Step-by-Step Derivation

• Compute electron energy: 30 keV.
• Photon energy: 0.1 × 30 keV = 3 keV.
• hc product: 4.14×10^-15 × 3×10⁸ = 1.242×10^-6 eV·pm.
• λ in meters: 4.14×10^-10 m.
• Convert: 4.14 Å, correct to two decimal places.

No options provided; this is a numerical fill-in for CSIR NET-style exams .

Core Concept: Bremsstrahlung in X-Ray Production

In an X-ray tube, electrons accelerate through 30 kV, gaining 30 keV kinetic energy (E = eV). Partial energy loss (here 10%) during target collision produces photons via bremsstrahlung, unlike minimum wavelength cases using full energy [web:6][web:9]. Photon energy E_γ = 0.1 × 30,000 = 3,000 eV.

Parameters Table

Common Mistakes and Exam Tips

Avoid confusing with minimum wavelength λ_min = hc/eV (would be 0.414 Å for full 30 kV) [web:4][web:5]. Use eV units consistently; given h is in eV·s simplifies to voltage directly.
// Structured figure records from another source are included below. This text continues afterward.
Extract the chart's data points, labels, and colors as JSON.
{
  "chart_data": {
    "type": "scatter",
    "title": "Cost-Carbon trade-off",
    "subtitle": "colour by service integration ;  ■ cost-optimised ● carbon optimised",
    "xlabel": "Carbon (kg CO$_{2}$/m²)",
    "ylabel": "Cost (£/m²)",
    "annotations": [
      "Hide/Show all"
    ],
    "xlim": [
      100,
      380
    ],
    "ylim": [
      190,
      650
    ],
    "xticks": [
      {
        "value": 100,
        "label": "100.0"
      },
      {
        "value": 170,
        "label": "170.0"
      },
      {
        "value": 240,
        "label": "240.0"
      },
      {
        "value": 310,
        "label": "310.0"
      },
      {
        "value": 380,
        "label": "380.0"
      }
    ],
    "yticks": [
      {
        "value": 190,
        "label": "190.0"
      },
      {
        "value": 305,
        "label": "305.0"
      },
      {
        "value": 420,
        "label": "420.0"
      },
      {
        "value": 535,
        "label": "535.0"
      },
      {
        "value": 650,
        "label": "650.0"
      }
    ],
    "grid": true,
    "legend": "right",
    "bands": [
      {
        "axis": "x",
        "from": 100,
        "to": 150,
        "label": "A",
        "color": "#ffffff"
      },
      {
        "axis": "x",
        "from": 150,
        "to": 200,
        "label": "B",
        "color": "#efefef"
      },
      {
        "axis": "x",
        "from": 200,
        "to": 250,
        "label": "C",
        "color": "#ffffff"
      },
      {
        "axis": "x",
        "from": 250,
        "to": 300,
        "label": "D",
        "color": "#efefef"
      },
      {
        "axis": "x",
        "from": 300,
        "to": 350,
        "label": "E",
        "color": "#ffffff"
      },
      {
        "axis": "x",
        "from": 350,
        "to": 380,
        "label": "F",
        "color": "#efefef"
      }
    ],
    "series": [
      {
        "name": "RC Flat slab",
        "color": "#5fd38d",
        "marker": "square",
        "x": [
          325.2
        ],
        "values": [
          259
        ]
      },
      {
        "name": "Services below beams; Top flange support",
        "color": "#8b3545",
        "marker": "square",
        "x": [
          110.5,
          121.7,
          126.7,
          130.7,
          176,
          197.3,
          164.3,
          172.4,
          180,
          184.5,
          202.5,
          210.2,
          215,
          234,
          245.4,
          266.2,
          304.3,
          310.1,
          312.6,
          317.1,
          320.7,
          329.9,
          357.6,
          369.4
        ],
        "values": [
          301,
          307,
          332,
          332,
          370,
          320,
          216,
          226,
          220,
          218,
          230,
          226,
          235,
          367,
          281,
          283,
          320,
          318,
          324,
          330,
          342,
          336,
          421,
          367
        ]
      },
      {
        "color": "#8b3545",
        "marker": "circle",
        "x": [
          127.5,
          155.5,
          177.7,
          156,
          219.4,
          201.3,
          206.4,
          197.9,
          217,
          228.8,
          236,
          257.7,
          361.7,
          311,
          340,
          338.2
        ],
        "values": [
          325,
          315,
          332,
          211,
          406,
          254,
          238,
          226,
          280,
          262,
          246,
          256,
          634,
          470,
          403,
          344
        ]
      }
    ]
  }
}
For CSIR NET, verify units (m to Å) and precision.

Applications in Modern Physics

This X-ray tube wavelength 30 kV 10% energy scenario models diagnostic X-rays and material analysis, linking quantum mechanics to practical tech. Practice variations like 70% conversion (as in 40 kV problems) builds mastery.